On February 27, 1988, he was appointed president of the Banco Industrial de Venezuela -a position he held until 1990- where he was in charge of reforming the institution's organizational structure to adapt to the needs of a country that was coming out of a major economic recession that led to El Caracazo. When he assumed the presidency, the institution's inherited liabilities amounted to almost US$3.6 billion from a debt restructuring that had been carried out in 1983. The new decisions made under his presidency allowed for the reactivation of many construction and infrastructure projects that were being developed in the eastern part of the country, mainly on Margarita Island, where they came to concentrate 75% of the credit portfolio in construction projects.

In 1989, he proposed to Congress the modification of the Income tax Law and the creation of the Value-added tax (VAT), which were approved two years later.

That same year, he was appointed Chief executive officer by the annual assembly of L-Bank, a cooperation system between European and Latin American private banks, made up of 22 commercial banks.

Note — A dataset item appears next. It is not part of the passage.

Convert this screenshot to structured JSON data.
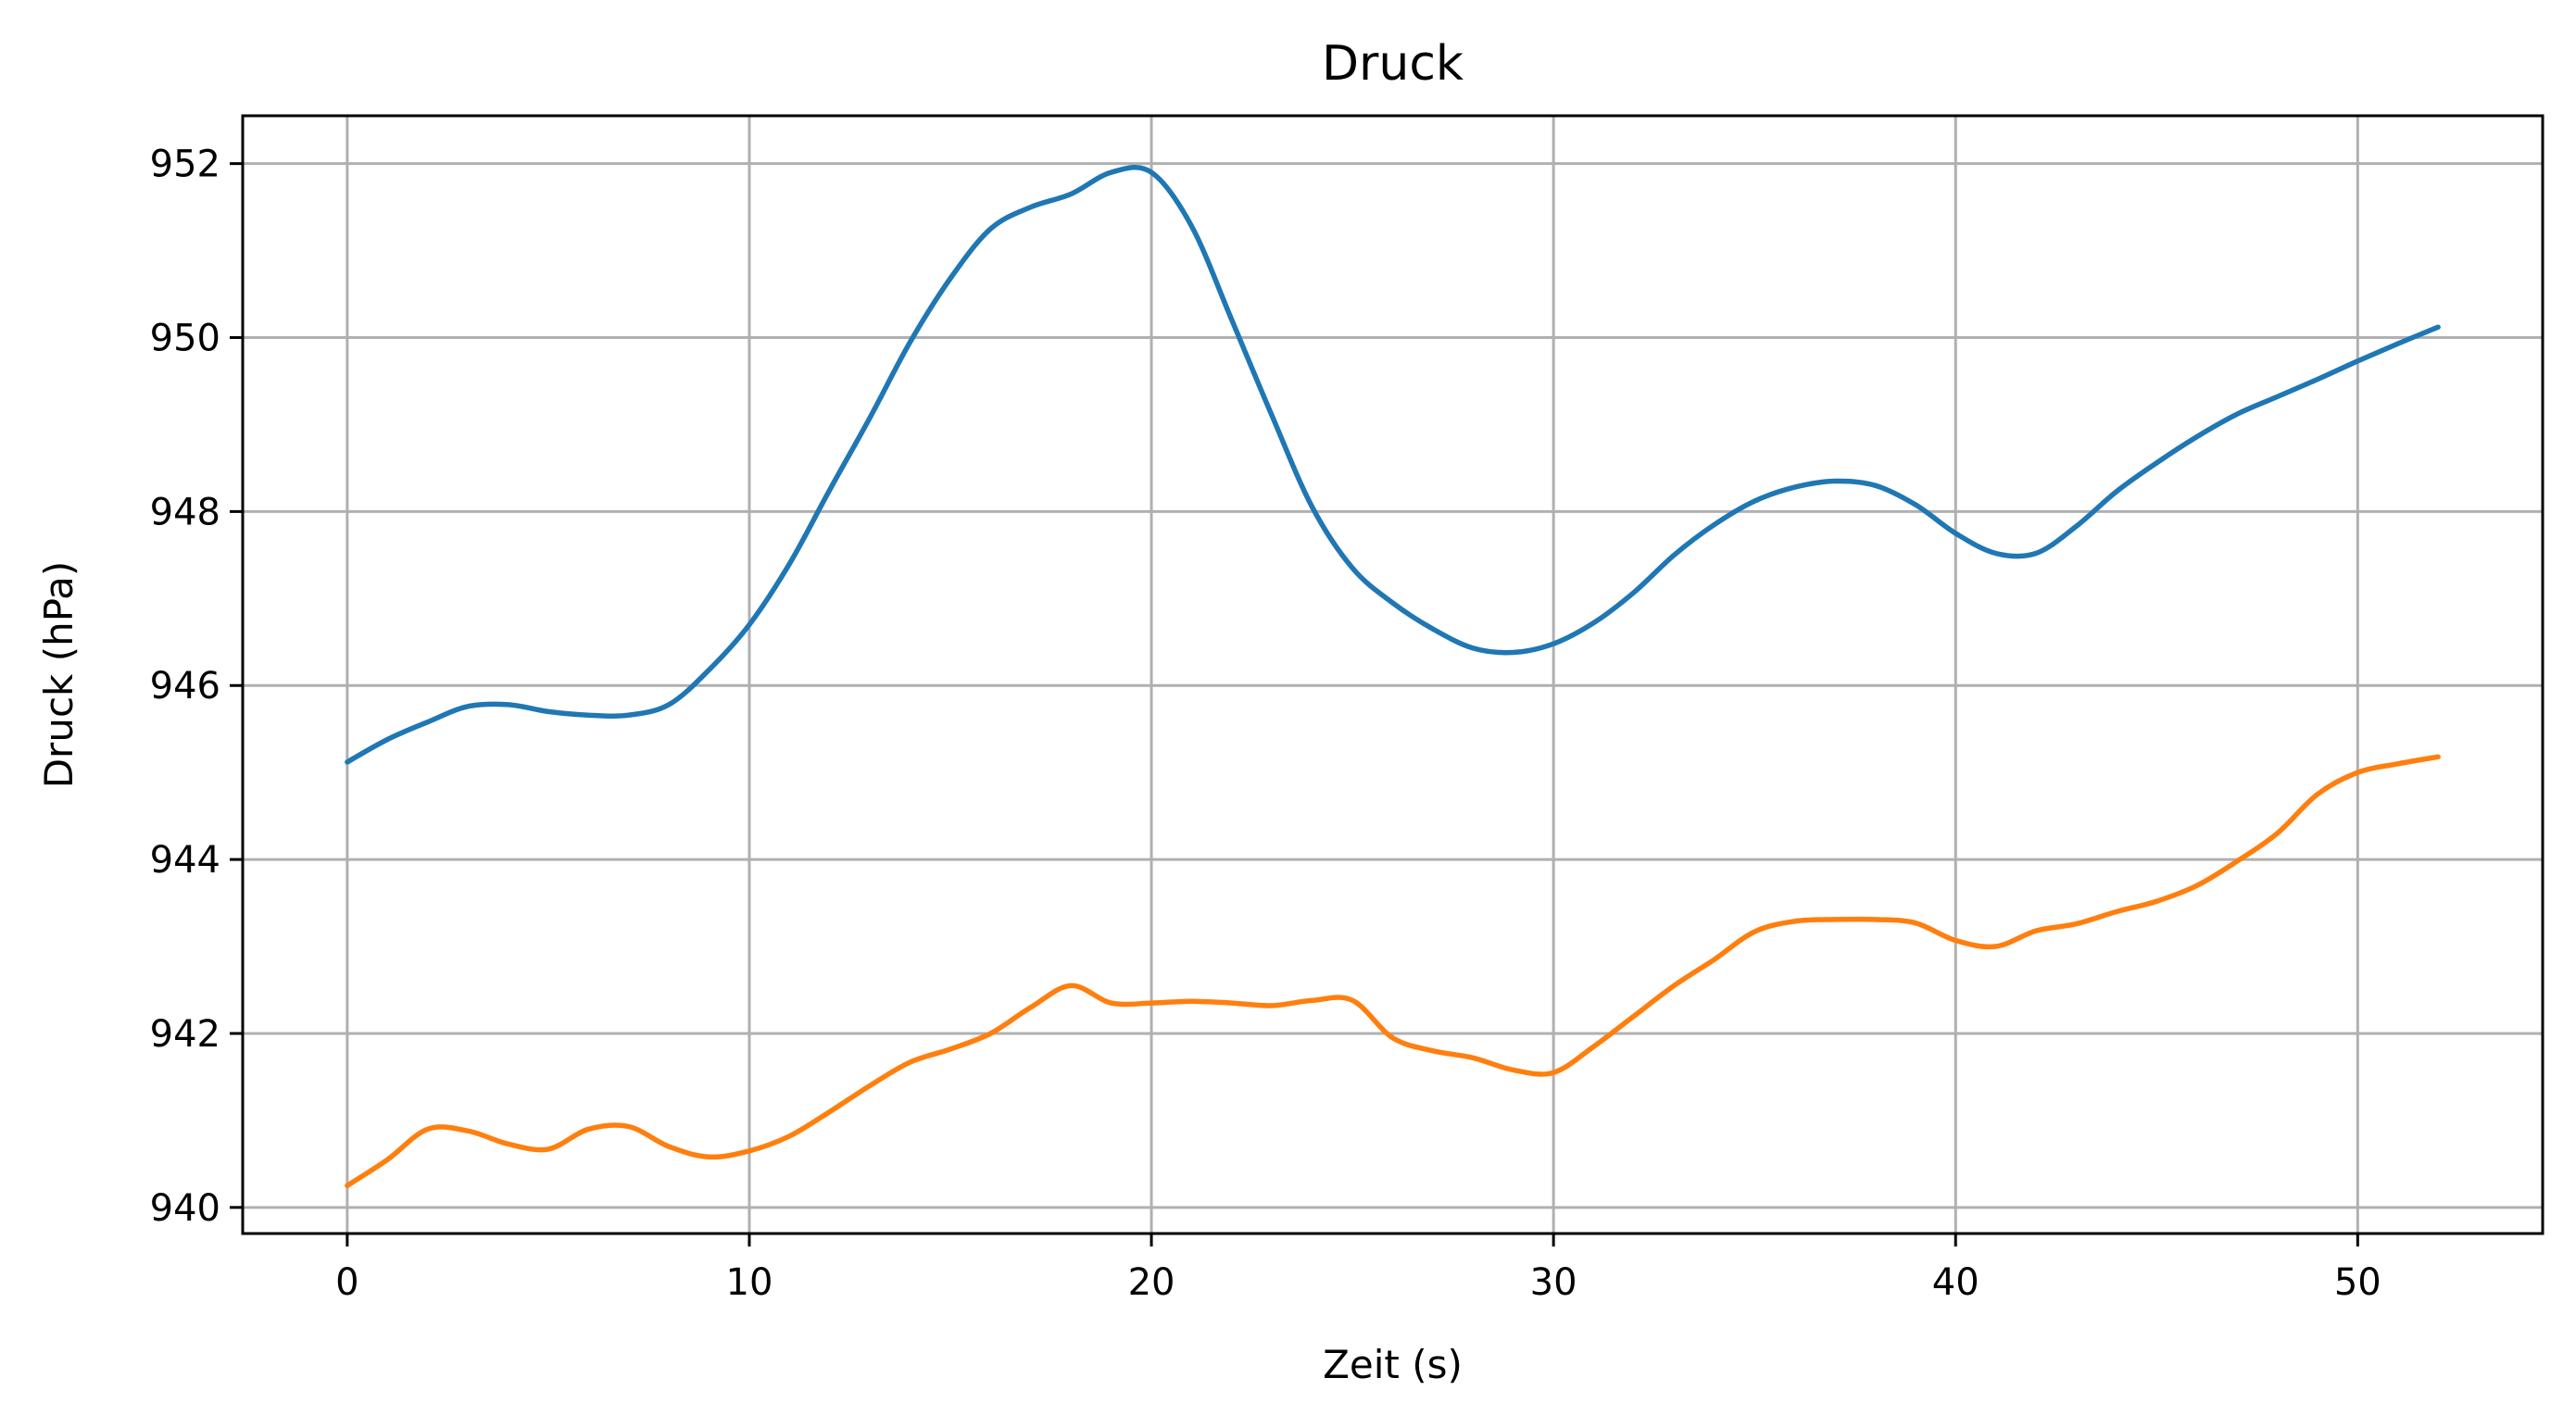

Between 1990 and 1992, during Carlos Andrés Pérez's second term, he held the position of Ministry of Finance. As part of his management, in 1991 he negotiated a US$19.7 million international financing from foreign banks for Venezuela and the modernization of the customs system at the country's airports, mainly the Simón Bolívar International Airport.

In 1993, he internally contested within Accion Democratica the possibility of being a candidate for mayor of Caracas, but the party opted for Claudio Fermín who ultimately lost the election to Aristóbulo Istúriz.